È anche interessante notare che la concentrazione del capitale e la monopolizzazione dell’economia produssero anche un dibattito teorico sulla pianificazione sociale dato che le aziende giganti richiedono una pianificazione per sopravvivere e l’istinto del capitalista non è più sufficiente a guidarle (2).

Da tutte queste teorie, Keynesestrasse una serie di specifici strumenti. Come abbiamo detto, sarebbe un errore ridurre il keynesismo a un insieme specifico di misure economiche. Tuttavia, esso è tradizionalmente legato a certe politiche che possiamo dividere in quattro aree principali: politica fiscale, politica monetaria, politica industriale e regolamentazione dei mercati, in specie finanziari. Cercheremo dimostrare perché nessuna di queste può più funzionare.

I quattro pilastri del keynesismo

La prima e più rilevante politica legata al keynesismo è la politica fiscale, utilizzata per due obiettivi principali: distribuzione del reddito e spesa pubblica. In poche parole, l’idea è di tassare i ricchi per avere una più equa distribuzione del reddito e così raccogliere risorse per costruire lo stato sociale. Poiché i lavoratori spendono più o meno tutto il loro reddito, tassare i ricchi significa una spinta ai consumi. Per questo, negli Stati Uniti, l’aliquota massima dell’imposta sul reddito aveva raggiunto il 91% nel 1940 e aliquote simili c’erano in Europa. A quel tempo, la politica fiscale era davvero un mezzo di ridistribuzione del reddito verso i ceti più poveri. Oggi non è più così. Dagli anni 80, le politiche fiscali sono cambiate in modo tale che le tasse dei lavoratori vadano alle aziende attraverso un certo numero di metodi legali e semi-legali, dimostrando che, come ha sottolineato Marx, la lotta fiscale è il più antico tipo di lotta di classe. Questa inversione completa nella politica fiscale è profondamente legata ai bisogni vitali del capitalismo. Non è solo una questione di bassa redditività, ma del modo in cui i governi cercano di sfuggirvi da decenni: con la crescita del debito. Viviamo nell’epoca del debito e c’è poco spazio per una forte politica fiscale attiva, come abbiamo spiegato altre volte3. Si veda questo grafico:



Il debito totale degli Usa in percentuale sul Pil


È chiaro che l’aumento del debito è qualcosa che precede di molto la crisi.
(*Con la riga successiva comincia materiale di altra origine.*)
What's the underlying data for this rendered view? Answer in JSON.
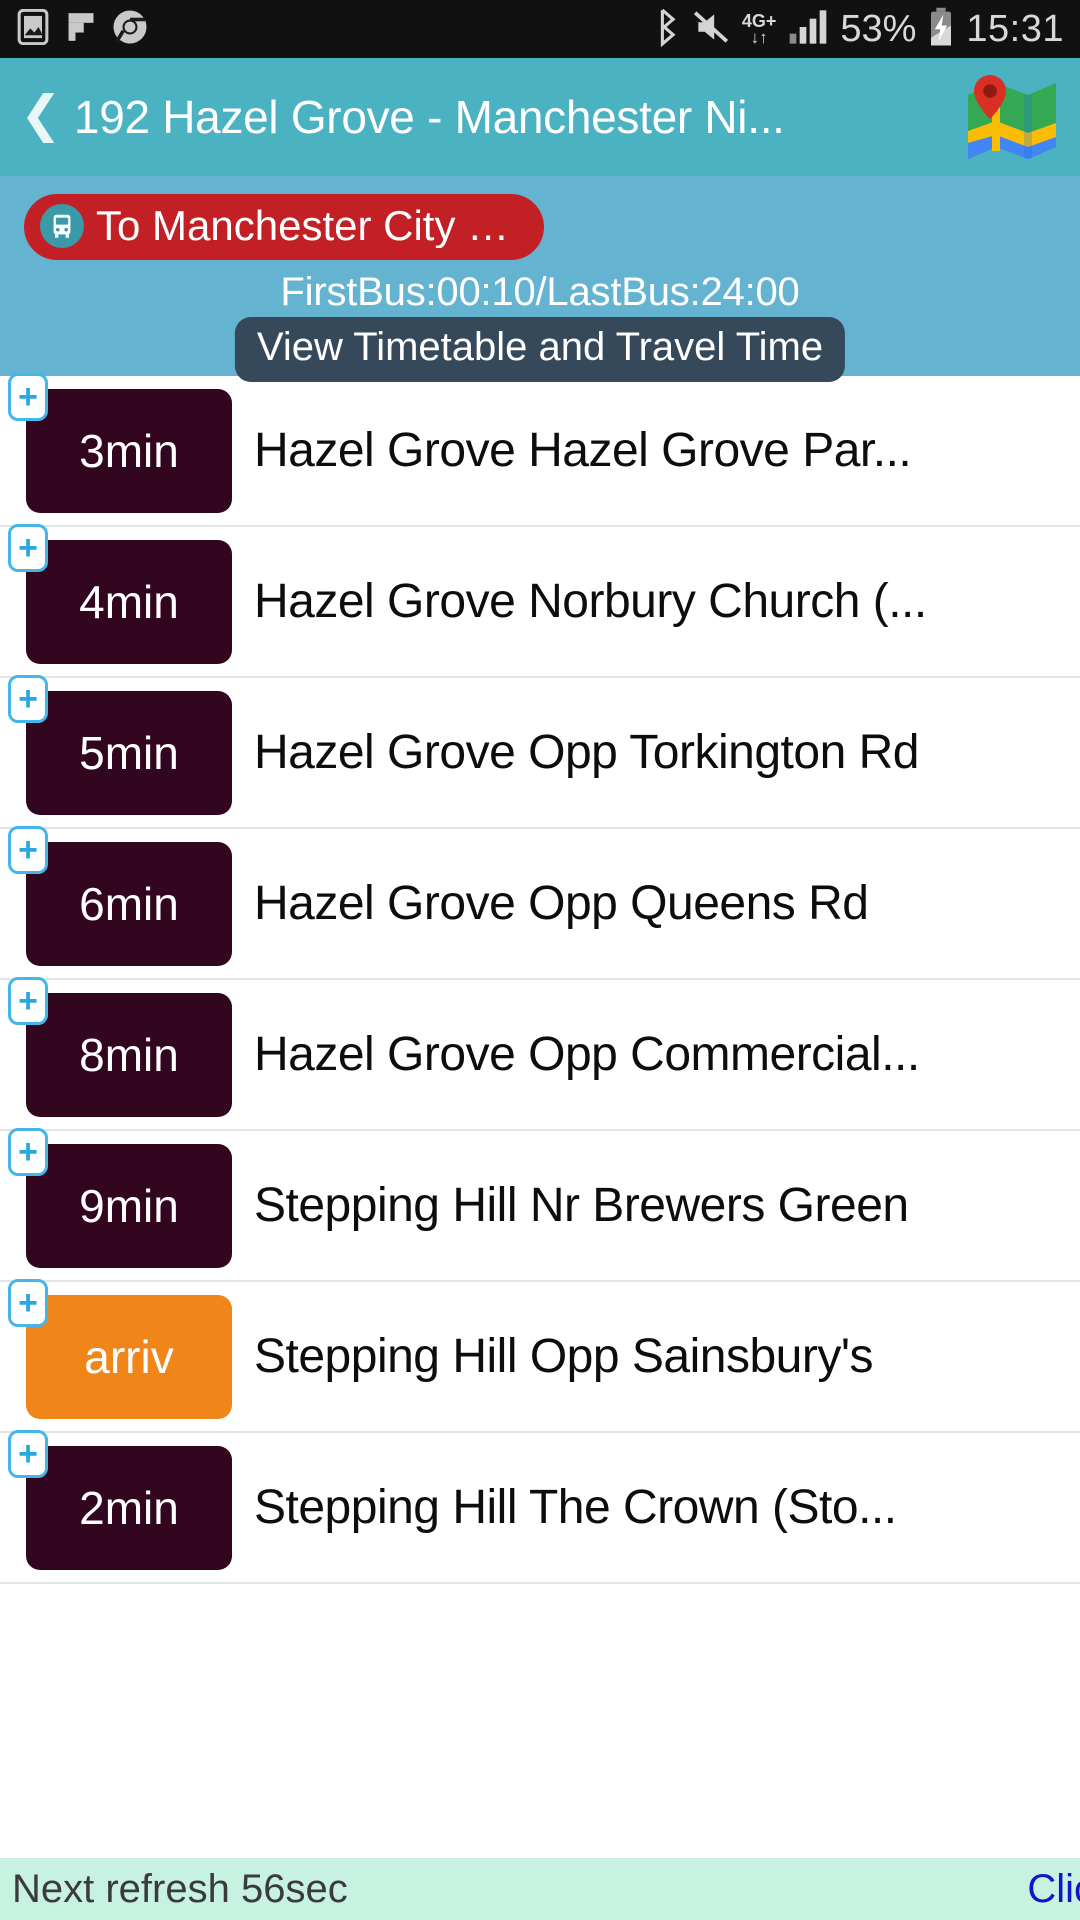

È connesso al declino storico del capitalismo. È ciò che rende la politica fiscale meno efficace, non una fissazione ideologica dei politici “neoliberisti”. Va da sé, poi, che la crisi ha peggiorato enormemente la situazione, poiché i governi sono stati costretti a usare centinaia di miliardi per salvare i grandi gruppi bancari:

“Dall’inizio della crisi finanziaria, i debiti pubblici dei paesi industriali sono drammaticamente aumentati. E sono destinati ad aumentare ancora per il prossimo futuro ( ... ). Le nostre proiezioni del rapporto del debito pubblico sul Pil ci portano a concludere che il percorso perseguito dalle autorità fiscali in molti paesi industriali è insostenibile. Sono necessarie misure drastiche per controllare la rapida crescita delle passività attuali e future dei governi e ridurne le conseguenze negative per la crescita a lungo termine e per la stabilità monetaria.” (4)
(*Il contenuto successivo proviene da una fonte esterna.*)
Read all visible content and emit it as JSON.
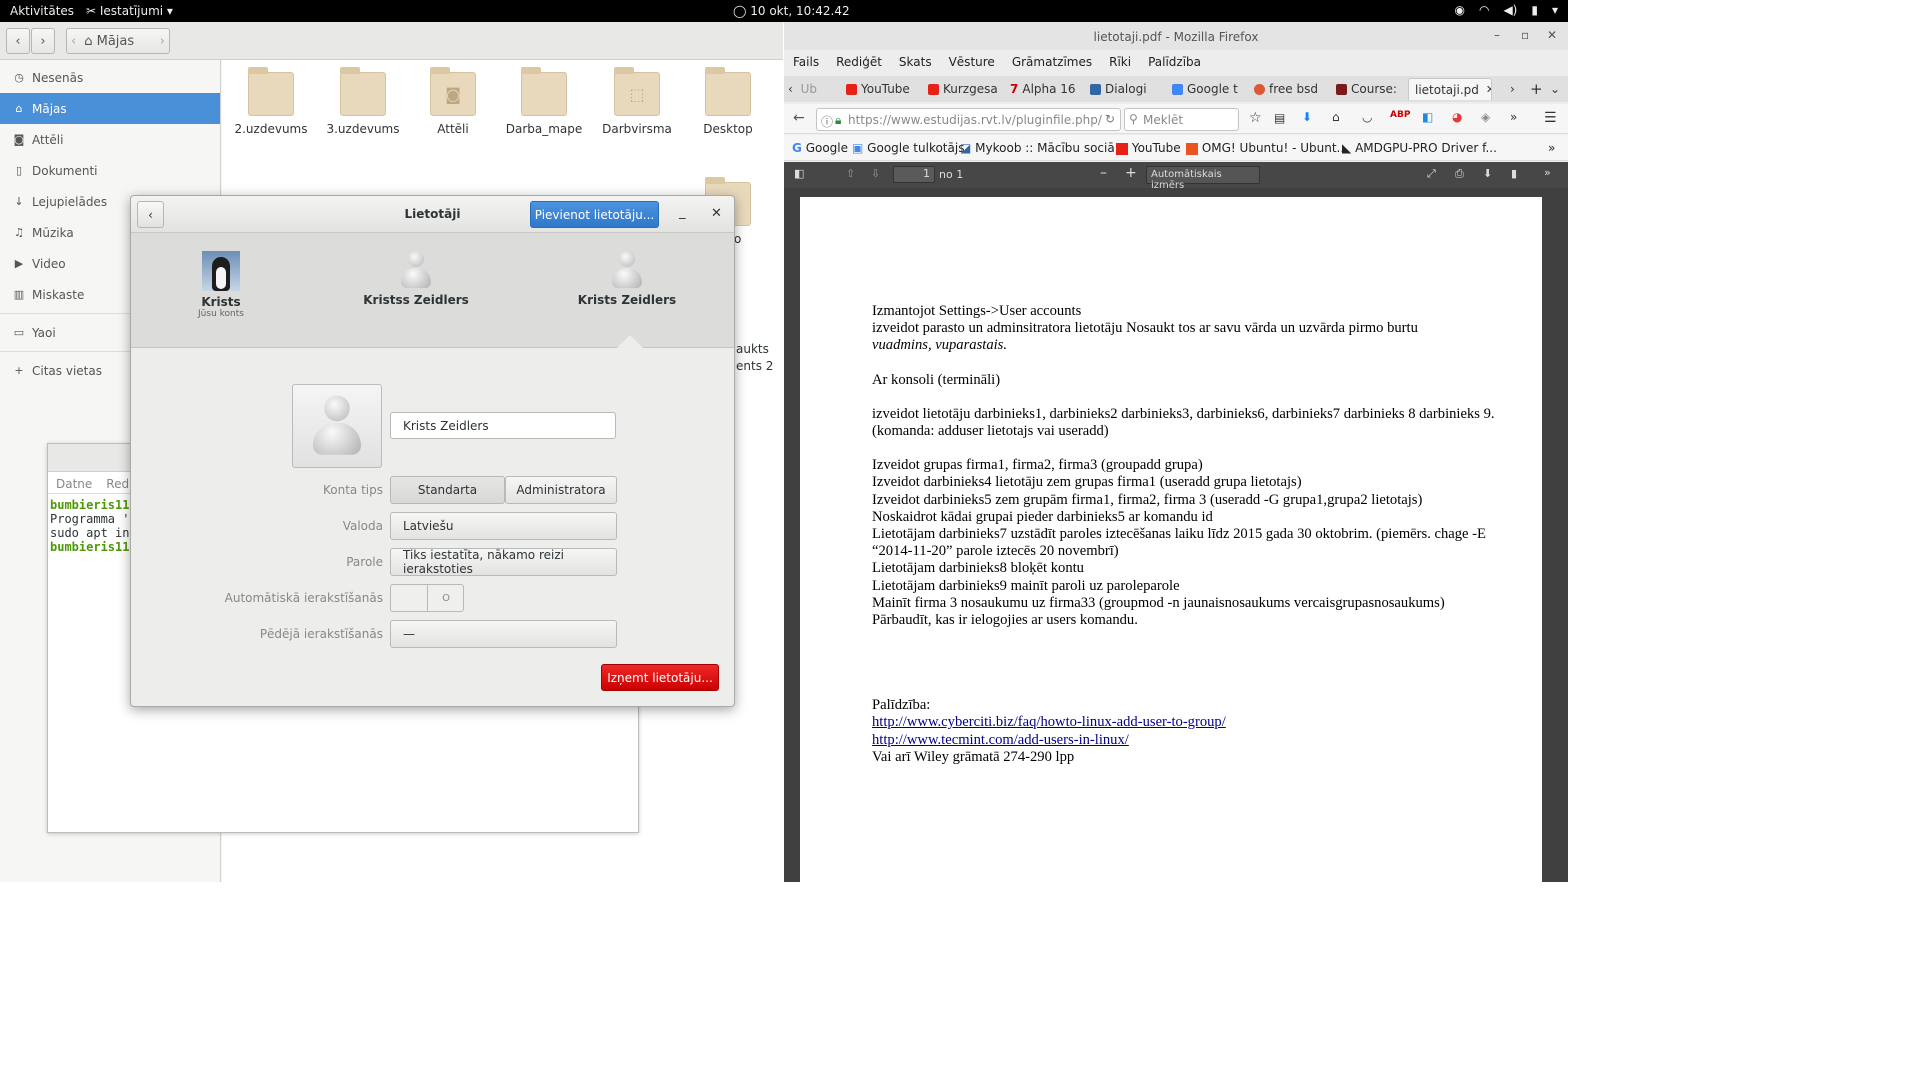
{
  "topbar": {
    "activities": "Aktivitātes",
    "app_menu": "Iestatījumi ▾",
    "clock": "10 okt, 10:42.42"
  },
  "nautilus": {
    "path_label": "Mājas",
    "sidebar": [
      "Nesenās",
      "Mājas",
      "Attēli",
      "Dokumenti",
      "Lejupielādes",
      "Mūzika",
      "Video",
      "Miskaste",
      "Yaoi",
      "Citas vietas"
    ],
    "folders": [
      "2.uzdevums",
      "3.uzdevums",
      "Attēli",
      "Darba_mape",
      "Darbvirsma",
      "Desktop"
    ],
    "partial_text": [
      "o",
      "aukts",
      "ents 2"
    ]
  },
  "terminal": {
    "menu": [
      "Datne",
      "Rediģ"
    ],
    "lines": [
      [
        "bumbieris11",
        ""
      ],
      [
        "",
        "Programma '"
      ],
      [
        "",
        "sudo apt in"
      ],
      [
        "bumbieris11",
        ""
      ]
    ]
  },
  "users_dialog": {
    "title": "Lietotāji",
    "add_button": "Pievienot lietotāju...",
    "users": [
      {
        "name": "Krists",
        "sub": "Jūsu konts"
      },
      {
        "name": "Kristss Zeidlers",
        "sub": ""
      },
      {
        "name": "Krists Zeidlers",
        "sub": ""
      }
    ],
    "name_value": "Krists Zeidlers",
    "labels": {
      "account_type": "Konta tips",
      "language": "Valoda",
      "password": "Parole",
      "autologin": "Automātiskā ierakstīšanās",
      "last_login": "Pēdējā ierakstīšanās"
    },
    "account_type_options": [
      "Standarta",
      "Administratora"
    ],
    "language_value": "Latviešu",
    "password_value": "Tiks iestatīta, nākamo reizi ierakstoties",
    "autologin_state": "O",
    "last_login_value": "—",
    "remove_button": "Izņemt lietotāju..."
  },
  "firefox": {
    "window_title": "lietotaji.pdf - Mozilla Firefox",
    "menu": [
      "Fails",
      "Rediģēt",
      "Skats",
      "Vēsture",
      "Grāmatzīmes",
      "Rīki",
      "Palīdzība"
    ],
    "tabs": [
      "Ub",
      "YouTube",
      "Kurzgesa",
      "Alpha 16",
      "Dialogi",
      "Google t",
      "free bsd",
      "Course:",
      "lietotaji.pd"
    ],
    "url": "https://www.estudijas.rvt.lv/pluginfile.php/",
    "search_placeholder": "Meklēt",
    "bookmarks": [
      "Google",
      "Google tulkotājs",
      "Mykoob :: Mācību sociā...",
      "YouTube",
      "OMG! Ubuntu! - Ubunt...",
      "AMDGPU-PRO Driver f..."
    ],
    "pdf": {
      "page_value": "1",
      "page_of": "no 1",
      "zoom": "Automātiskais izmērs"
    },
    "doc": {
      "l1": "Izmantojot Settings->User accounts",
      "l2": "izveidot parasto un adminsitratora lietotāju Nosaukt tos ar savu vārda un uzvārda pirmo burtu",
      "l3": "vuadmins, vuparastais.",
      "l4": "Ar konsoli (termināli)",
      "l5": "izveidot lietotāju darbinieks1, darbinieks2 darbinieks3, darbinieks6, darbinieks7 darbinieks 8 darbinieks 9.  (komanda: adduser lietotajs vai useradd)",
      "l6": "Izveidot grupas firma1, firma2, firma3 (groupadd grupa)",
      "l7": "Izveidot  darbinieks4 lietotāju zem grupas firma1 (useradd grupa lietotajs)",
      "l8": "Izveidot darbinieks5 zem grupām firma1, firma2, firma 3 (useradd -G grupa1,grupa2 lietotajs)",
      "l9": "Noskaidrot kādai grupai pieder darbinieks5  ar komandu id",
      "l10": "Lietotājam darbinieks7 uzstādīt paroles iztecēšanas laiku līdz 2015 gada 30 oktobrim. (piemērs. chage -E “2014-11-20” parole iztecēs 20 novembrī)",
      "l11": "Lietotājam darbinieks8 bloķēt kontu",
      "l12": "Lietotājam darbinieks9 mainīt paroli uz paroleparole",
      "l13": "Mainīt firma 3 nosaukumu uz firma33 (groupmod -n jaunaisnosaukums vercaisgrupasnosaukums)",
      "l14": "Pārbaudīt, kas ir ielogojies ar users komandu.",
      "help": "Palīdzība:",
      "link1": "http://www.cyberciti.biz/faq/howto-linux-add-user-to-group/",
      "link2": "http://www.tecmint.com/add-users-in-linux/",
      "last": "Vai arī Wiley grāmatā 274-290 lpp"
    }
  }
}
Nel contesto di questi squilibri strutturali, una politica fiscale espansiva serve a ritardare il problema, ma nel lungo periodo lo peggiora. Nei decenni prima della crisi, lasciando da parte tutti i discorsi ideologici sulla necessità per lo stato di ritirarsi dall’economia, il suo peso complessivo nei paesi sviluppati non è cambiato molto.

La reazione della destra contro l’intervento pubblico, tuttavia, coglieva una necessità da un punto di vista borghese. Nel complesso, lo stato non produce nulla, quindi è un onere per l’economia. Il problema è che più il capitalismo si sviluppa meno è in grado di operare senza l’intervento statale. Il processo di concentrazione del capitale e la finanziarizzazione dell’economia si riflettono in questo ruolo permanente dello stato. Dopo un quarto di secolo di cosiddetta globalizzazione di libero mercato, la spesa pubblica e il debito pubblico non si sono ridotti. L’ idea che la deregolamentazione alla Thatcher - Reagan sospingesse indietro il ruolo dello stato è un parto della fantasia borghese, come mostra questo grafico (5):



L'indebitamento dei governi e il bilancio fiscale primario nelle economie industriali sviluppate (come percentuale del Pil)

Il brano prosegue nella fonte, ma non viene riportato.